The one omission I've seen is the fact that Bitar informed Lederer about the backlog on April 7th, personally, after neglecting to disclose that little factoid during the prior two days of Board meetings. That failure to disclose, at that late a date, should have been grounds for Bitar's immediate dismissal. It cost the BOD two crucial days of action while they were in Dublin. The failure to swiftly act against Bitar is damning of the BOD. It implies Bitar was working with their tacit approval.
What is also missing is the follow up to Howard's Cash on Hand Report (first mentioned in Part 2). Howard stated that this report was assembled monthly. Was it cooked?
Billman has contributed some outstanding observations to this thread, particularly Lederer's silence on the financial meltdown, which occurred on his watch as a Director, and attempts to focus the discussion towards his heroic efforts after he screwed up. Howard the leader of the BOD. Ferguson may have been the chair, but Lederal was the leader. He doesn't get to claim he didn't know. He backed, to the hilt, the guy who wrecked the company. Whether Lederer knew FTP was bleeding cash is irrelevant. He was supposed know. That was his job.

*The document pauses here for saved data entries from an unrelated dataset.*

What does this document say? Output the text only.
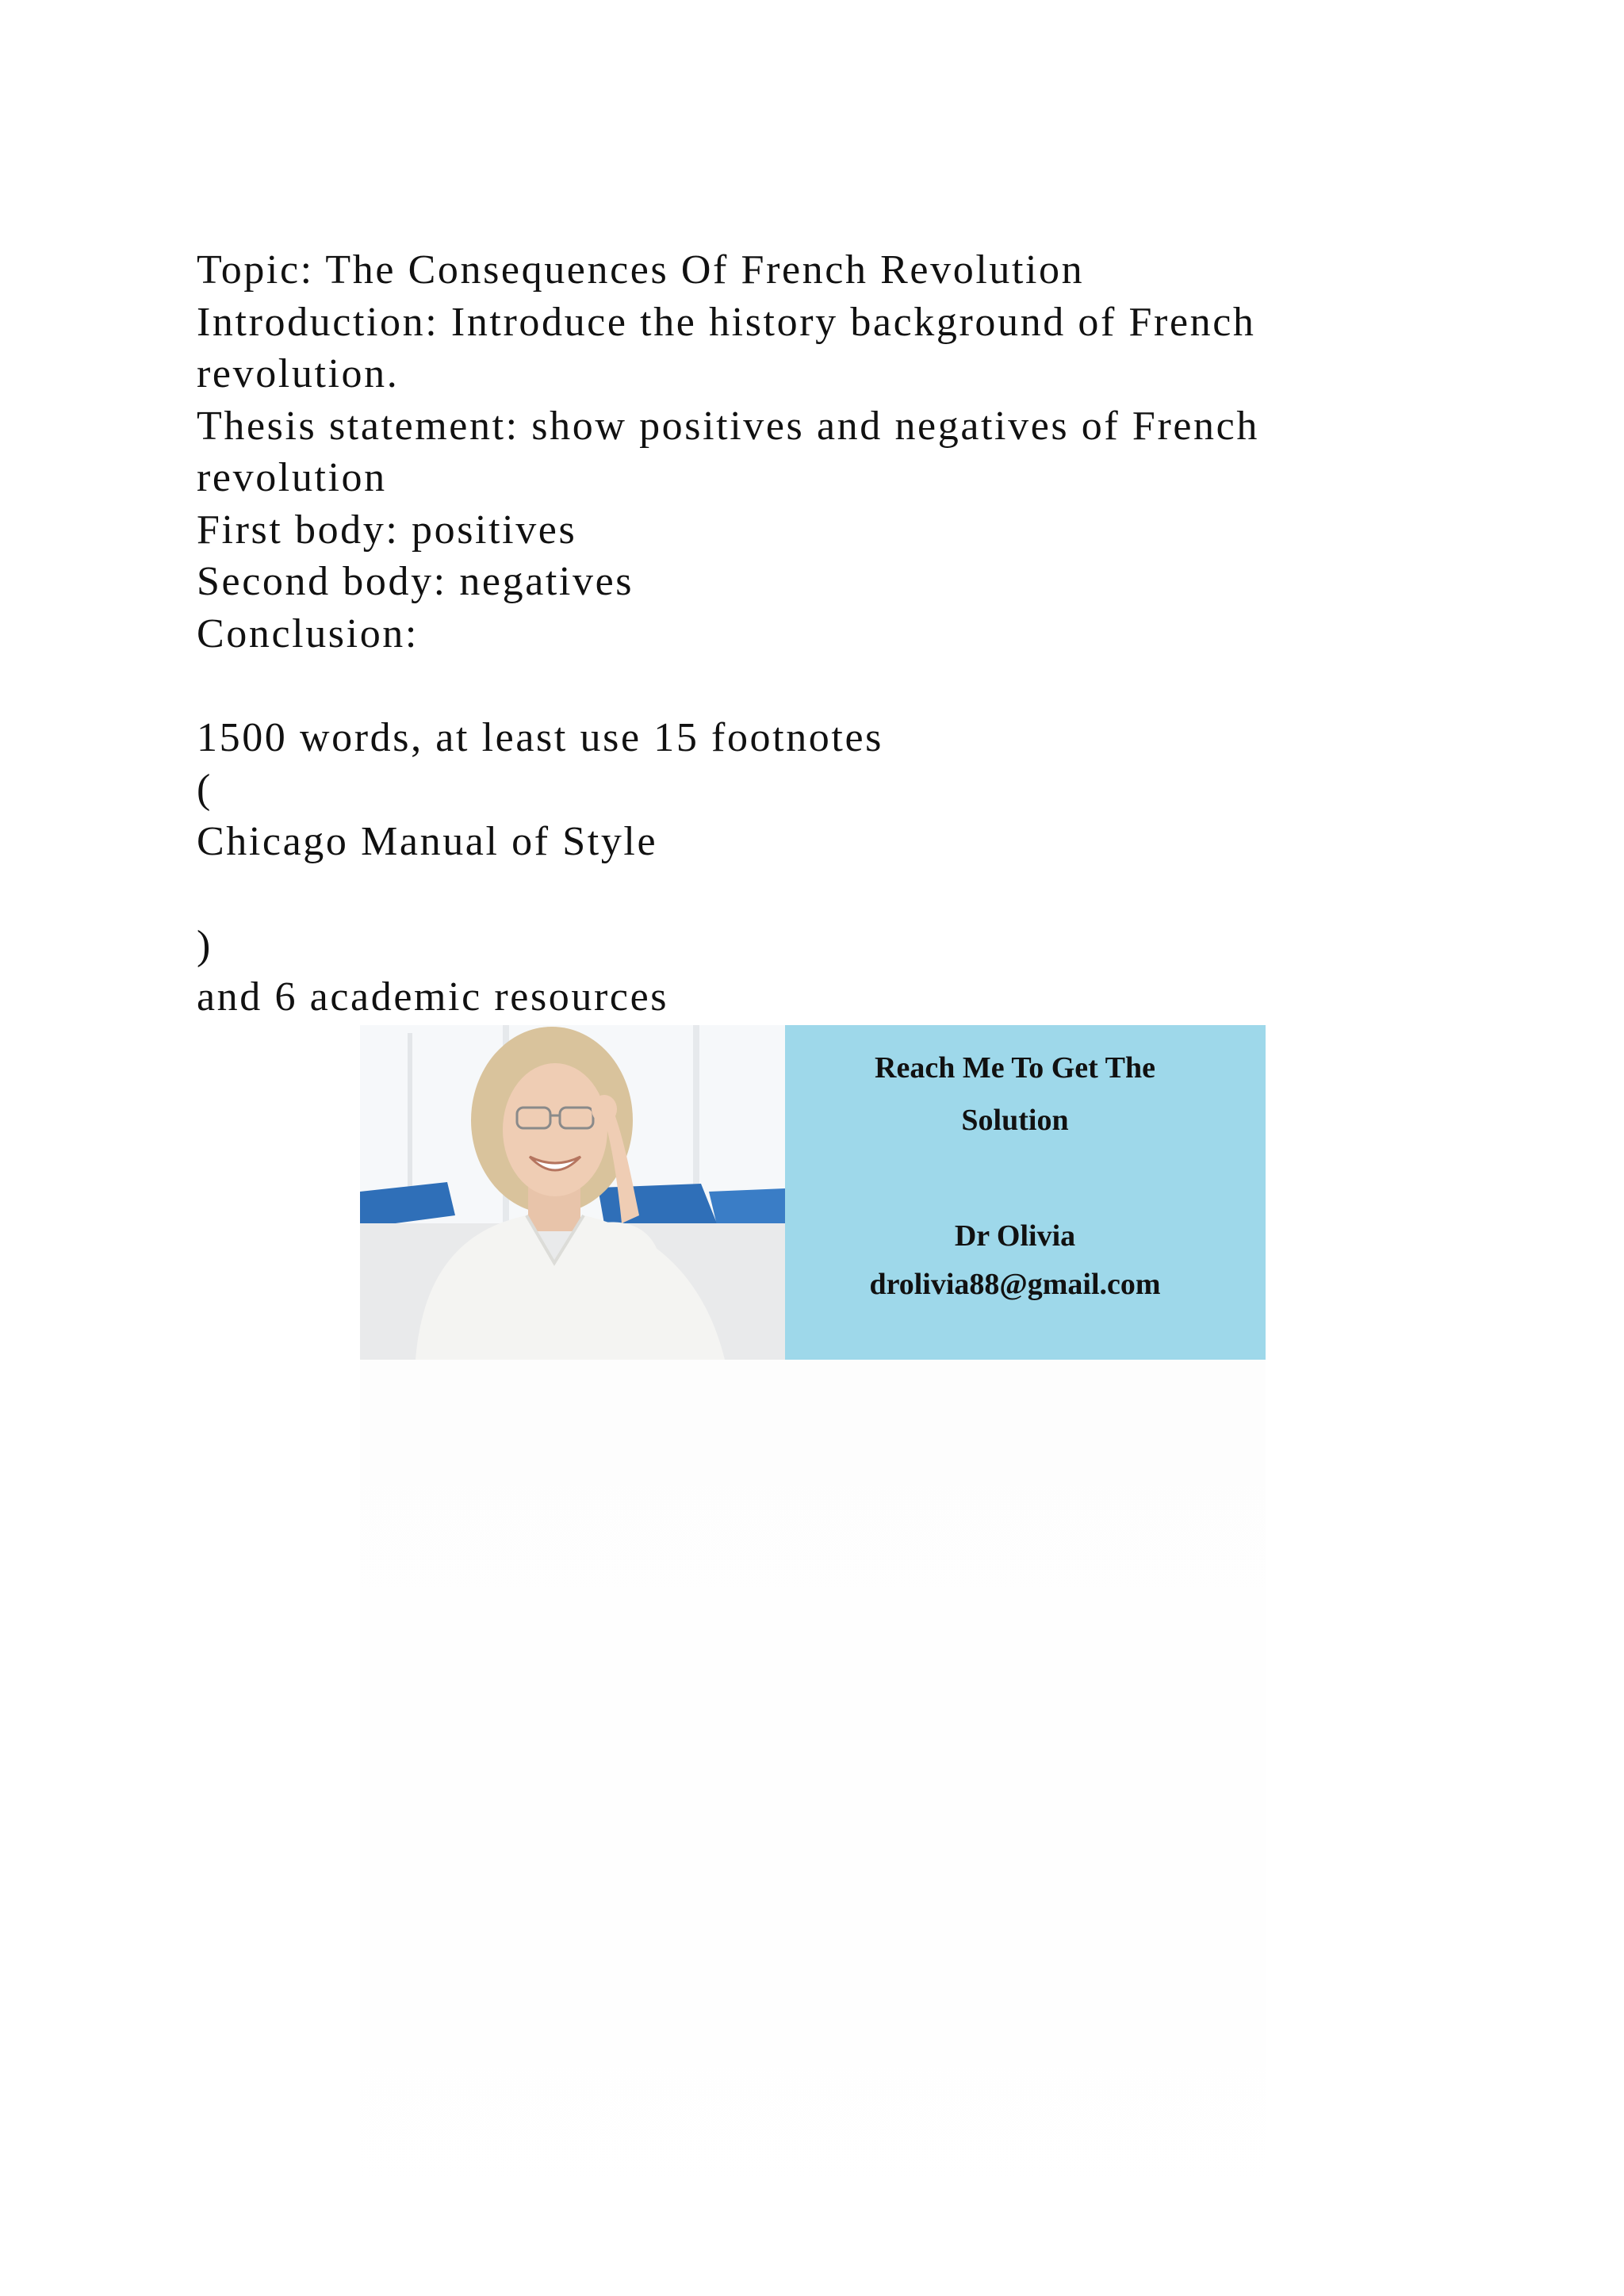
Topic: The Consequences Of French Revolution
Introduction: Introduce the history background of French
revolution.
Thesis statement: show positives and negatives of French
revolution
First body: positives
Second body: negatives
Conclusion:
1500 words, at least use 15 footnotes
(
Chicago Manual of Style
)
and 6 academic resources
Reach Me To Get The
Solution
Dr Olivia
drolivia88@gmail.com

My last observation brings a bit of pop culture into the discussion. As it pertains to Lindgren, Ivy, Dwan. All these obstructors who are being used to distract blame. Their various perceived transgressions were dwarfed by the gaping hole in the balance sheet. A hole that doomed the company. Who has seen Oliver Stone's JFK? Anybody read Jim Garrison's book --
On the Trail of the Assassins -- off of which Stone's movie was partially based? Anybody remember Stone's CIA spook (Donald Sutherland's character), who was helping Kevin Costner (Garrison)? Well, in the book, the Sutherland character was actually a CIA plant whose role was to gather intel on Garrison's investigation and plant disinformation that would lead the investigation astray.
Well, that's what Lederer is trying to do here. He's spreading disinformation (or simply irrelevant information) to spread the blame and take attention away from the 1+ year period leading up to Black Friday rather and, instead, focused it upon the 1+ year following Black Friday. When, really, the only questions are how did ~$300 million of player deposits disappear and why weren't their checks-n-balances in place to ensure transparency?